Через десять дней после съемок Пастырь вновь приехал на ранчо Рэндла. На этот раз не на обед, а на совещание, назначенное на десять утра.
Люди однако собрались те же. Они расположились в комнате, примыкающей к библиотеке. Джейк Рэндл сидел во главе стола, жуя гаванскую сигару, с довольной улыбкой на лице.
— Доложите нам результаты, мистер Линкольн, — попросил он.
Маркус Линкольн раскрыл лежащую перед ним папку.
— Во вторник мы показали передачу по нашему каналу дважды. В одиннадцать утра и в десять вечера. Утром ее смотрело одиннадцать процентов зрителей, вечером — пятнадцать. Мы также сделали получасовую радиопередачу и передавали ее в течение пяти дней в разное время по ста семи нашим радиостанциям, сорок две из которых работает в коротковолновом диапазоне. Число слушателей постоянно возрастало. Мы начали с шести процентов, а в конце недели по некоторым станциям поднялись до двадцати двух процентов. Средний процент радиослушателей — чуть выше шестнадцати, — он закрыл папку и оглядел сидящих за столом. — Я думаю, результаты обнадеживающие. Они показывают значительный зрительский потенциал новой передачи.
Рэндл повернулся с Джейн Даусон.
— Мисс Даусон.
— Мистер Рэндл. — Она взяла со стола листок бумаги. — После показа передачи по телевидению мы получили сто одиннадцать тысяч пятьсот двадцать один телефонный звонок. То есть реакция телезрителей оказалась необычайно высокой, учитывая ту часть аудитории, которая смотрела передачу. В радиопередачах мы просили отправлять нам открытки. Мы продолжаем их получать, так что назвать окончательную цифру я не могу. На текущий момент открыток и писем получено более двухсот тысяч. Это, опять же, с учетом числа радиослушателей, свидетельствует о чрезвычайно высоком интересе, проявленном к передаче. — Она положила листок. — Поэтому я с уверенностью могу сказать, что передача удалась.
— Благодарю, — кивнул старик. Повернулся к Дику Крэйгу. — Я знаю, что многие сторонники вашей организации смотрели проповедь. Каково их впечатление?
— «Американцы — за лучшую жизнь» настроены положительно, мистер Рэндл. Они полагают, что эта программа поможет выразить и донести до остальных их точку зрения на ситуацию в стране и в мире.
— Миссис Лейси?
— Члены совета директоров Женского христианского совета считают, что преподобный Толбот — пример того, каким должен быть молодой американец-христианин. Мы будем гордиться тем, что поддерживаем эту программу.

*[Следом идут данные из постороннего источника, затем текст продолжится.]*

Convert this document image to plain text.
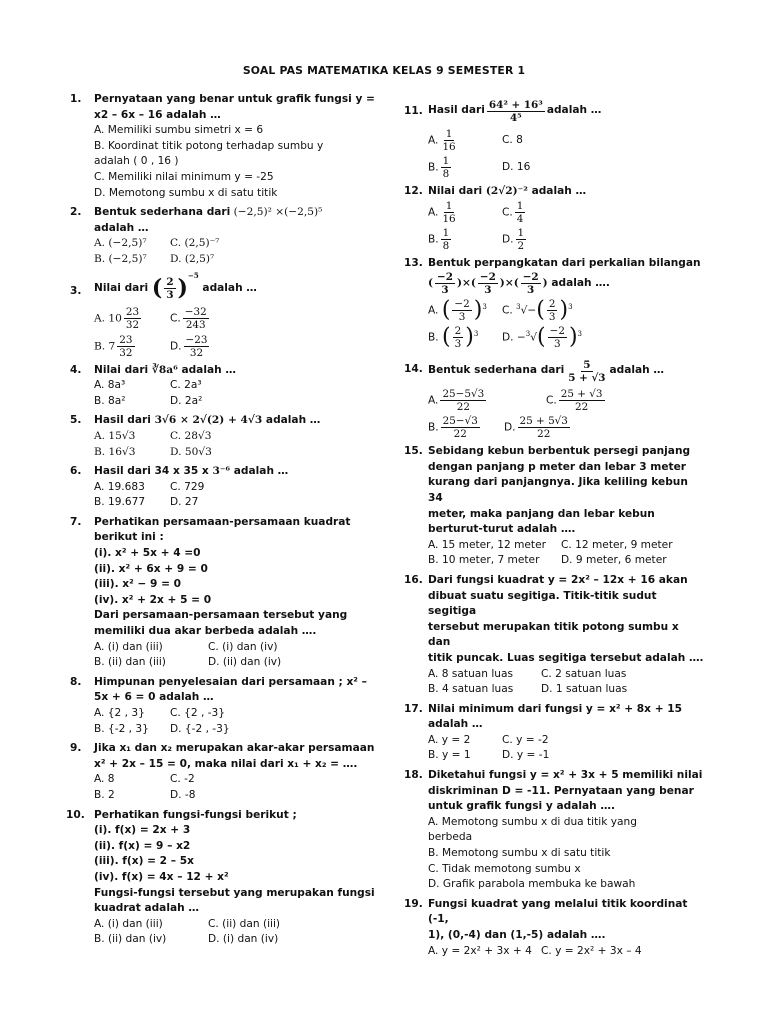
SOAL PAS MATEMATIKA KELAS 9 SEMESTER 1
1. Pernyataan yang benar untuk grafik fungsi y =
x2 – 6x – 16 adalah …
A. Memiliki sumbu simetri x = 6
B. Koordinat titik potong terhadap sumbu y
adalah ( 0 , 16 )
C. Memiliki nilai minimum y = -25
D. Memotong sumbu x di satu titik
2. Bentuk sederhana dari (−2,5)² ×(−2,5)⁵
adalah …
A. (−2,5)⁷	C. (2,5)⁻⁷
B. (−2,5)⁷	D. (2,5)⁷
3. Nilai dari
( $\frac{2}{3}$ ) −5

adalah …
A. $10 \frac{23}{32}$	C. $\frac{-32}{243}$
B. $7 \frac{23}{32}$	D. $\frac{-23}{32}$
4. Nilai dari ∛8a⁶ adalah …
A. 8a³	C. 2a³
B. 8a²	D. 2a²
5. Hasil dari 3√6 × 2√(2) + 4√3 adalah …
A. 15√3	C. 28√3
B. 16√3	D. 50√3
6. Hasil dari 34 x 35 x 3⁻⁶ adalah …
A. 19.683	C. 729
B. 19.677	D. 27
7. Perhatikan persamaan-persamaan kuadrat
berikut ini :
(i). x² + 5x + 4 =0
(ii). x² + 6x + 9 = 0
(iii). x² − 9 = 0
(iv). x² + 2x + 5 = 0
Dari persamaan-persamaan tersebut yang
memiliki dua akar berbeda adalah ….
A. (i) dan (iii)	C. (i) dan (iv)
B. (ii) dan (iii)	D. (ii) dan (iv)
8. Himpunan penyelesaian dari persamaan ; x² –
5x + 6 = 0 adalah …
A. {2 , 3}	C. {2 , -3}
B. {-2 , 3}	D. {-2 , -3}
9. Jika x₁ dan x₂ merupakan akar-akar persamaan
x² + 2x – 15 = 0, maka nilai dari x₁ + x₂ = ….
A. 8	C. -2
B. 2	D. -8
10. Perhatikan fungsi-fungsi berikut ;
(i). f(x) = 2x + 3
(ii). f(x) = 9 – x2
(iii). f(x) = 2 – 5x
(iv). f(x) = 4x – 12 + x²
Fungsi-fungsi tersebut yang merupakan fungsi
kuadrat adalah …
A. (i) dan (iii)	C. (ii) dan (iii)
B. (ii) dan (iv)	D. (i) dan (iv)
11. Hasil dari $\frac{\text{64² + 16³}}{\text{4⁵}}$ adalah …
A. $\frac{1}{16}$	C. 8
B. $\frac{1}{8}$	D. 16
12. Nilai dari (2√2)⁻² adalah …
A. $\frac{1}{16}$	C. $\frac{1}{4}$
B. $\frac{1}{8}$	D. $\frac{1}{2}$
13. Bentuk perpangkatan dari perkalian bilangan
( $\frac{-2}{3}$ ) ×( $\frac{-2}{3}$ ) ×( $\frac{-2}{3}$ )
adalah ….
A. ( $\frac{-2}{3} )^3$	C. $^3√-( \frac{2}{3} )^3$
B. ( $\frac{2}{3} )^3$	D. $-^3√( \frac{-2}{3} )^3$
14. Bentuk sederhana dari $\frac{5}{5 + √3}$ adalah …
A. $\frac{25-5√3}{22}$	C. $\frac{25 + √3}{22}$
B. $\frac{25-√3}{22} D$. $\frac{25 + 5√3}{22}$
15. Sebidang kebun berbentuk persegi panjang
dengan panjang p meter dan lebar 3 meter
kurang dari panjangnya. Jika keliling kebun 34
meter, maka panjang dan lebar kebun
berturut-turut adalah ….
A. 15 meter, 12 meter	C. 12 meter, 9 meter
B. 10 meter, 7 meter	D. 9 meter, 6 meter
16. Dari fungsi kuadrat y = 2x² – 12x + 16 akan
dibuat suatu segitiga. Titik-titik sudut segitiga
tersebut merupakan titik potong sumbu x dan
titik puncak. Luas segitiga tersebut adalah ….
A. 8 satuan luas	C. 2 satuan luas
B. 4 satuan luas	D. 1 satuan luas
17. Nilai minimum dari fungsi y = x² + 8x + 15
adalah …
A. y = 2	C. y = -2
B. y = 1	D. y = -1
18. Diketahui fungsi y = x² + 3x + 5 memiliki nilai
diskriminan D = -11. Pernyataan yang benar
untuk grafik fungsi y adalah ….
A. Memotong sumbu x di dua titik yang
berbeda
B. Memotong sumbu x di satu titik
C. Tidak memotong sumbu x
D. Grafik parabola membuka ke bawah
19. Fungsi kuadrat yang melalui titik koordinat (-1,
1), (0,-4) dan (1,-5) adalah ….
A. y = 2x² + 3x + 4 C. y = 2x² + 3x – 4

— И, наконец, мистер Эверетт?
Руководитель рекламного агентства откашлялся. Оглядел сидящих.
— Вы, разумеется, понимаете, что в наших опросах мы используем совсем другие критерии. Нас интересовала реакция на образ, созданный главным действующим лицом передачи. — Он выдержал паузу, дабы подчеркнуть важность следующей фразы. — Мы выяснили, что реакция на преподобного Толбота, как у мужчин, так и у женщин, сугубо положительная. Мужчины видят в нем сильного лидера, которым они восхищаются, у женщин он вызывает как материнские, так и сексуальные чувства, — вновь пауза. — Мое профессиональное мнение таково: хотя это будет и непросто, мы сможем создать образ для преподобного Толбота, который будет способствовать достижению наших целей, в масштабе всей страны.
— Хорошо, — кивнул старик. Наклонился к Пастырю. — Преподобный Толбот, вы, кажется, хотите что-то сказать?

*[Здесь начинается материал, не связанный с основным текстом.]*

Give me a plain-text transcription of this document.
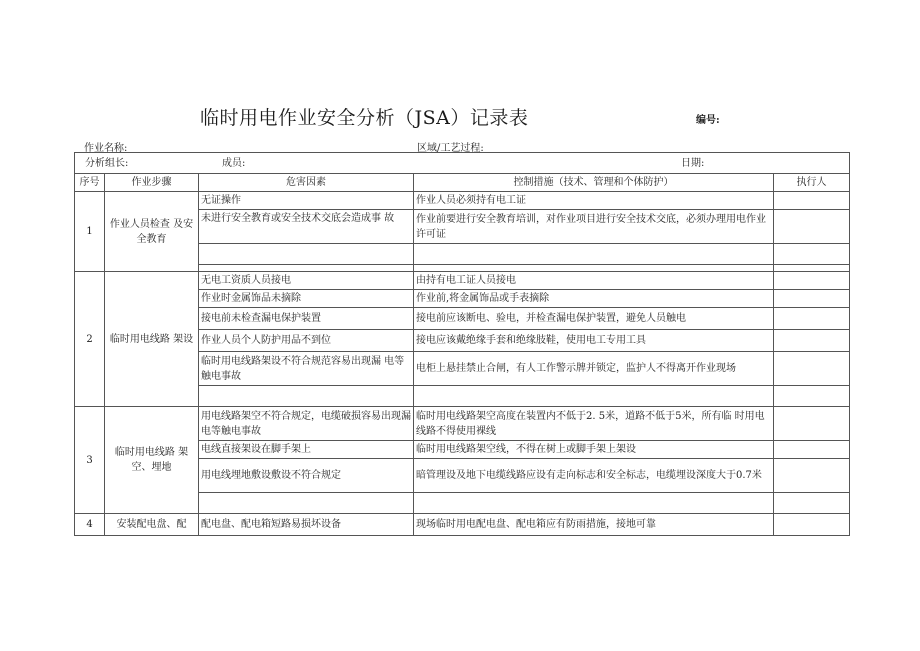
临时用电作业安全分析（JSA）记录表	编号:
作业名称:	区域/工艺过程:
分析组长: 成员: 日期:				

序号	作业步骤	危害因素	控制措施（技术、管理和个体防护）	执行人
1	作业人员检查 及安全教育	无证操作	作业人员必须持有电工证	
		未进行安全教育或安全技术交底会造成事 故	作业前要进行安全教育培训，对作业项目进行安全技术交底，必须办理用电作业许可证	

2	临时用电线路 架设	无电工资质人员接电	由持有电工证人员接电	
		作业时金属饰品未摘除	作业前,将金属饰品或手表摘除	
		接电前未检查漏电保护装置	接电前应该断电、验电，并检查漏电保护装置，避免人员触电	
		作业人员个人防护用品不到位	接电应该戴绝缘手套和绝缘肢鞋，使用电工专用工具	
		临时用电线路架设不符合规范容易出现漏 电等触电事故	电柜上悬挂禁止合闸，有人工作警示牌并锁定，监护人不得离开作业现场	

3	临时用电线路 架空、埋地	用电线路架空不符合规定，电缆破损容易出现漏电等触电事故	临时用电线路架空高度在装置内不低于2. 5米，道路不低于5米，所有临 时用电线路不得使用裸线	
		电线直接架设在脚手架上	临时用电线路架空线，不得在树上或脚手架上架设	
		用电线埋地敷设敷设不符合规定	暗管理设及地下电缆线路应设有走向标志和安全标志，电缆埋设深度大于0.7米	

4	安装配电盘、配	配电盘、配电箱短路易损坏设备	现场临时用电配电盘、配电箱应有防雨措施，接地可靠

— Да, мистер Рэндл. Все, что я здесь услышал, безусловно, интересно, но я не получил ответа на вопрос: что мы будем делать дальше?
— Хороший вопрос, преподобный Толбот, но ответ на него мы постараемся найти вдвоем. — Он поднялся. — Дамы и господа, позвольте поблагодарить вас за насыщенную беседу.

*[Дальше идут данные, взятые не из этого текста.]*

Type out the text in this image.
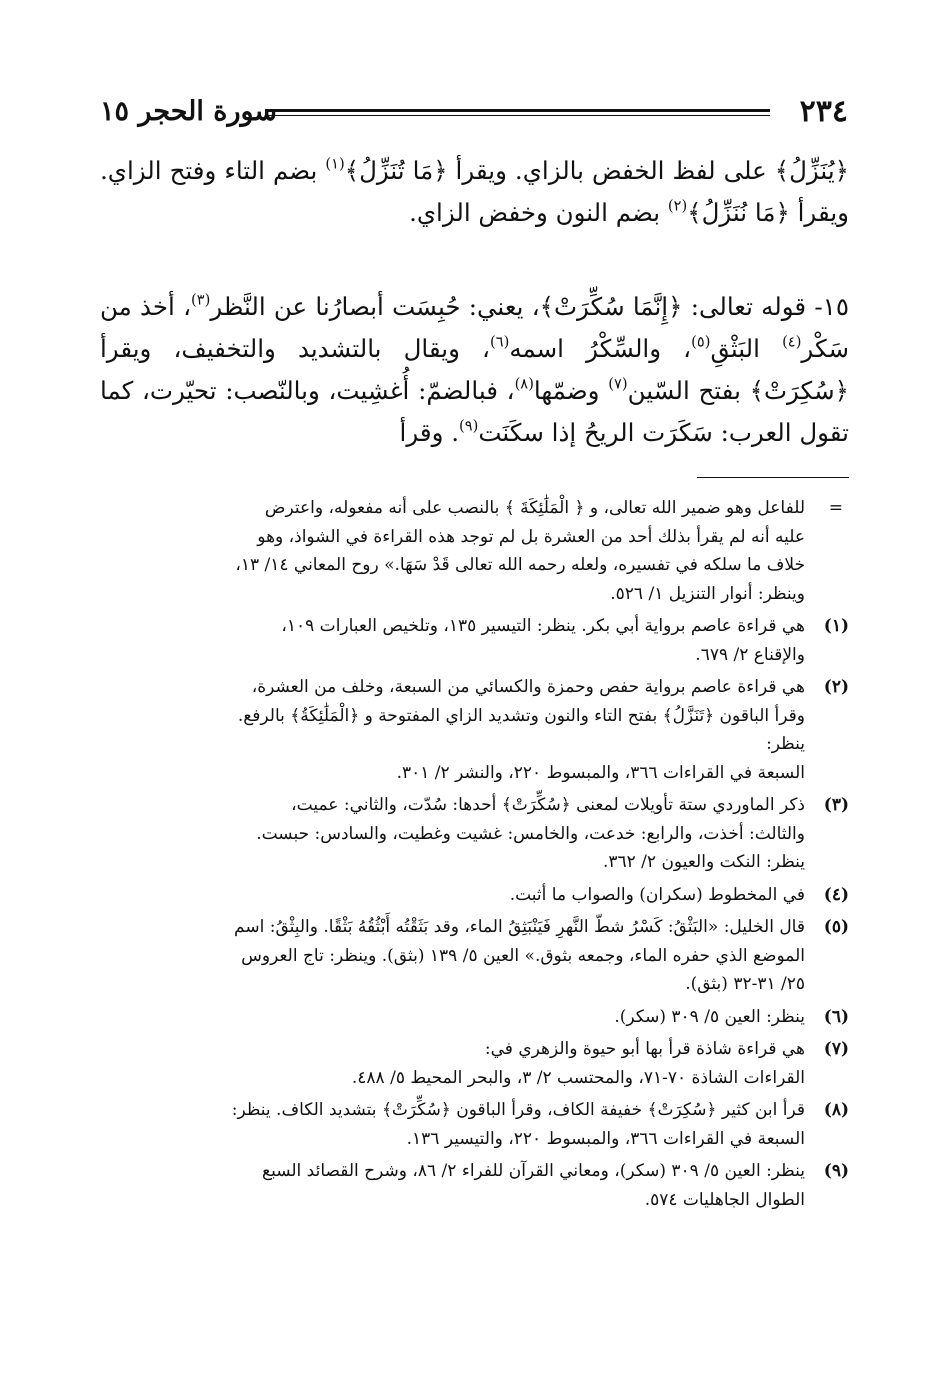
٢٣٤
سورة الحجر ١٥

﴿يُنَزِّلُ﴾ على لفظ الخفض بالزاي. ويقرأ ﴿مَا تُنَزِّلُ﴾$^{(١)}$ بضم التاء وفتح الزاي. ويقرأ ﴿مَا نُنَزِّلُ﴾$^{(٢)}$ بضم النون وخفض الزاي.

١٥- قوله تعالى: ﴿إِنَّمَا سُكِّرَتْ﴾، يعني: حُبِسَت أبصارُنا عن النَّظر$^{(٣)}$، أخذ من سَكْر$^{(٤)}$ البَثْقِ$^{(٥)}$، والسِّكْرُ اسمه$^{(٦)}$، ويقال بالتشديد والتخفيف، ويقرأ ﴿سُكِرَتْ﴾ بفتح السّين$^{(٧)}$ وضمّها$^{(٨)}$، فبالضمّ: أُغشِيت، وبالنّصب: تحيّرت، كما تقول العرب: سَكَرَت الريحُ إذا سكَنَت$^{(٩)}$. وقرأ

=
للفاعل وهو ضمير الله تعالى، و ﴿ الْمَلَٰئِكَةَ ﴾ بالنصب على أنه مفعوله، واعترض
عليه أنه لم يقرأ بذلك أحد من العشرة بل لم توجد هذه القراءة في الشواذ، وهو
خلاف ما سلكه في تفسيره، ولعله رحمه الله تعالى قَدْ سَهَا.» روح المعاني ١٤/ ١٣،
وينظر: أنوار التنزيل ١/ ٥٢٦.
(١)
هي قراءة عاصم برواية أبي بكر. ينظر: التيسير ١٣٥، وتلخيص العبارات ١٠٩،
والإقناع ٢/ ٦٧٩.
(٢)
هي قراءة عاصم برواية حفص وحمزة والكسائي من السبعة، وخلف من العشرة،
وقرأ الباقون ﴿تَنَزَّلُ﴾ بفتح التاء والنون وتشديد الزاي المفتوحة و ﴿الْمَلَٰئِكَةُ﴾ بالرفع.
ينظر:
السبعة في القراءات ٣٦٦، والمبسوط ٢٢٠، والنشر ٢/ ٣٠١.
(٣)
ذكر الماوردي ستة تأويلات لمعنى ﴿سُكِّرَتْ﴾ أحدها: سُدّت، والثاني: عميت،
والثالث: أخذت، والرابع: خدعت، والخامس: غشيت وغطيت، والسادس: حبست.
ينظر: النكت والعيون ٢/ ٣٦٢.
(٤)
في المخطوط (سكران) والصواب ما أثبت.
(٥)
قال الخليل: «البَثْقُ: كَسْرُ شطّ النَّهرِ فَيَنْبَثِقُ الماء، وقد بَثَقْتُه أَبْثُقُهُ بَثْقًا. والبِثْقُ: اسم
الموضع الذي حفره الماء، وجمعه بثوق.» العين ٥/ ١٣٩ (بثق). وينظر: تاج العروس
٢٥/ ٣١-٣٢ (بثق).
(٦)
ينظر: العين ٥/ ٣٠٩ (سكر).
(٧)
هي قراءة شاذة قرأ بها أبو حيوة والزهري في:
القراءات الشاذة ٧٠-٧١، والمحتسب ٢/ ٣، والبحر المحيط ٥/ ٤٨٨.
(٨)
قرأ ابن كثير ﴿سُكِرَتْ﴾ خفيفة الكاف، وقرأ الباقون ﴿سُكِّرَتْ﴾ بتشديد الكاف. ينظر:
السبعة في القراءات ٣٦٦، والمبسوط ٢٢٠، والتيسير ١٣٦.
(٩)
ينظر: العين ٥/ ٣٠٩ (سكر)، ومعاني القرآن للفراء ٢/ ٨٦، وشرح القصائد السبع
الطوال الجاهليات ٥٧٤.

Совещание закончилось, и один за другим, попрощавшись, все гости, кроме Пастыря, покинули комнату. Старик молча смотрел на него, жуя сигару. Молчал и Пастырь.
Наконец Рэндл вынул изо рта сигару, изучающе оглядел ее.
— Я мог бы возвысить тебя над папой, — раздумчиво произнес он.
Пастырь ничего не ответил.
— Разумеется, многое будет зависеть от тебя.
Пастырь вновь не открыл рта.
— Ты должен убрать лишних. Избавиться от этого здоровяка-ниггера, который трется рядом с тобой, и китаянки. Они не соответствуют твоему образу. Люди не любят ниггеров и китайцев. И еще эти десять девчушек, которые омывали тебе ноги, словно ты — Иисус Христос. Они слишком много говорят. Теперь вся съемочная группа знает, что ты перетрахал их всех. Они тоже должны уйти.
— Это все? — спросил Пастырь.
— Нет. — Рэндл перестал разглядывать сигару, поднял глаза на Пастыря. — Ты также должен перестать трахать мисс Даусон. Ты так вскружил ей голову, что она не может выполнять порученную ей работу. Кроме того, у меня к этой девушке личный интерес.
Пастырь встал.
— Благодарю вас, мистер Рэндл. С вашей помощью я узнал много поучительного.
Старик вперился в него взглядом.
— И что ты узнал?
— Что вы мне не нужны. Я смогу все сделать сам.
Рэндл пренебрежительно хмыкнул.
— И где же ты возьмешь пять миллионов долларов, которые необходимы, чтобы вывести тебя в люди?
— Я, как и вы, мистер Рэндл, слышал результаты опросов. Передачу показывали во многих местах. Она понравилась не только вам.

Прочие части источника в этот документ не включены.